Vengono riesumati alcuni post Instagram in cui Pucci prende in giro la segretaria del Pd Elly Schlein paragonandola in modo denigratorio al suo amico Pippo Franco e vengono riportate alcune volgari battute su Tommaso Zorzi, giovane presentatore dichiaratamente gay (Pucci sosteneva che a lui il tampone Covid lo avrebbero fatto nell’ano). «Definire un comico fascista perché fa battutacce rétro e fuori moda è una cosa che respingo», dice Andrea Minuz de Il Foglio. «La penso come Pucci: la parola fascista andrebbe abolita nel 2026».

 

laura pausini

Il popolo dei social la pensa diversamente e parte con gli insulti al comico: tempo due giorni, Pucci fa retromarcia, sostenendo che lui e la sua famiglia hanno ricevuto minacce. «In questa storia a me ha stupito la scelta di Conti: Pucci è uno da Italia 1, non da Raiuno», commenta Alessandra Menzani di Libero Quotidiano.

 

«Ma detto questo, un po’ spiace che tutte queste polemiche, legate più alle battute infelici che Pucci ha fatto sui social che alla sua comicità, l’abbiano spinto a ritirarsi.
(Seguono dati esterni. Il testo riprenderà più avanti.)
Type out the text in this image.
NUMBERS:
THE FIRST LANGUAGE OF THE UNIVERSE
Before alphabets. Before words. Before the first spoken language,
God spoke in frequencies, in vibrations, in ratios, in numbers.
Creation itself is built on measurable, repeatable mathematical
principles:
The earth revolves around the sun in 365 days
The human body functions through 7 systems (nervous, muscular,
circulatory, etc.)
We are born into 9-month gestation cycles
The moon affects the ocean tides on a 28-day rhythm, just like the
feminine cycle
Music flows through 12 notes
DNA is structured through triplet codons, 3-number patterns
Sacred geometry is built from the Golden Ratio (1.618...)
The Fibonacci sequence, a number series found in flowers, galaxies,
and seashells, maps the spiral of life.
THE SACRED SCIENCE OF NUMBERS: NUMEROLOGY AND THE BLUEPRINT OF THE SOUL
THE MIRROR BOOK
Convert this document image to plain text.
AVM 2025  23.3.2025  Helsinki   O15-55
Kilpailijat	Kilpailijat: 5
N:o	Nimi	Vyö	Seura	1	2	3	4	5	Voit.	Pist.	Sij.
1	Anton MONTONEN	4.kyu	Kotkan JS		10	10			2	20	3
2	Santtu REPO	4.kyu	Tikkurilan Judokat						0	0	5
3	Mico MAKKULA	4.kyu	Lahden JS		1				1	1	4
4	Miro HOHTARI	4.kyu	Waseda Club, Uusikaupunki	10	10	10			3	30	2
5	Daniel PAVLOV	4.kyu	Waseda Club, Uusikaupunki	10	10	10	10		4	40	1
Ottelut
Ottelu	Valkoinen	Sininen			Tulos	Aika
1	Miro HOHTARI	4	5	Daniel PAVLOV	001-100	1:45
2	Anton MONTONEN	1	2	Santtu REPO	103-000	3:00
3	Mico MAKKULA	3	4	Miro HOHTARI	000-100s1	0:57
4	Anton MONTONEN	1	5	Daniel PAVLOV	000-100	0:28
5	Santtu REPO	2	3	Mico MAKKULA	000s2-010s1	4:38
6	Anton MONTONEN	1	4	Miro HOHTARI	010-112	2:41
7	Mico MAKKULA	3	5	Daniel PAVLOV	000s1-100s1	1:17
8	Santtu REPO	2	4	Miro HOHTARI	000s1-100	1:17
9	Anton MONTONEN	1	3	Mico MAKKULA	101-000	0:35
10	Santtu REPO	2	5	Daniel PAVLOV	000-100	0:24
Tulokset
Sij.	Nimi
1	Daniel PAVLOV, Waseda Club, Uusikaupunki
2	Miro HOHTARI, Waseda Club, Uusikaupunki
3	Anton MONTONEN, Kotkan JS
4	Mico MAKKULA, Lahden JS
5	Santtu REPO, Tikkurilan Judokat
Spiace perché fa capire come la potenza della shitstorm possa influire sulle scelte personali e artistiche».

 

Incalza Filippo Facci, editorialista de Il Giornale: «È un tempo orribile. È come se la comunicazione globale avesse moltiplicato le possibilità di legittimare quanto siamo fatti male, quante cose orribili e stupide possiamo pensare. Prima non sapevo chi era Andrea Pucci, ora lo so: è solo quello che ha preceduto il prossimo».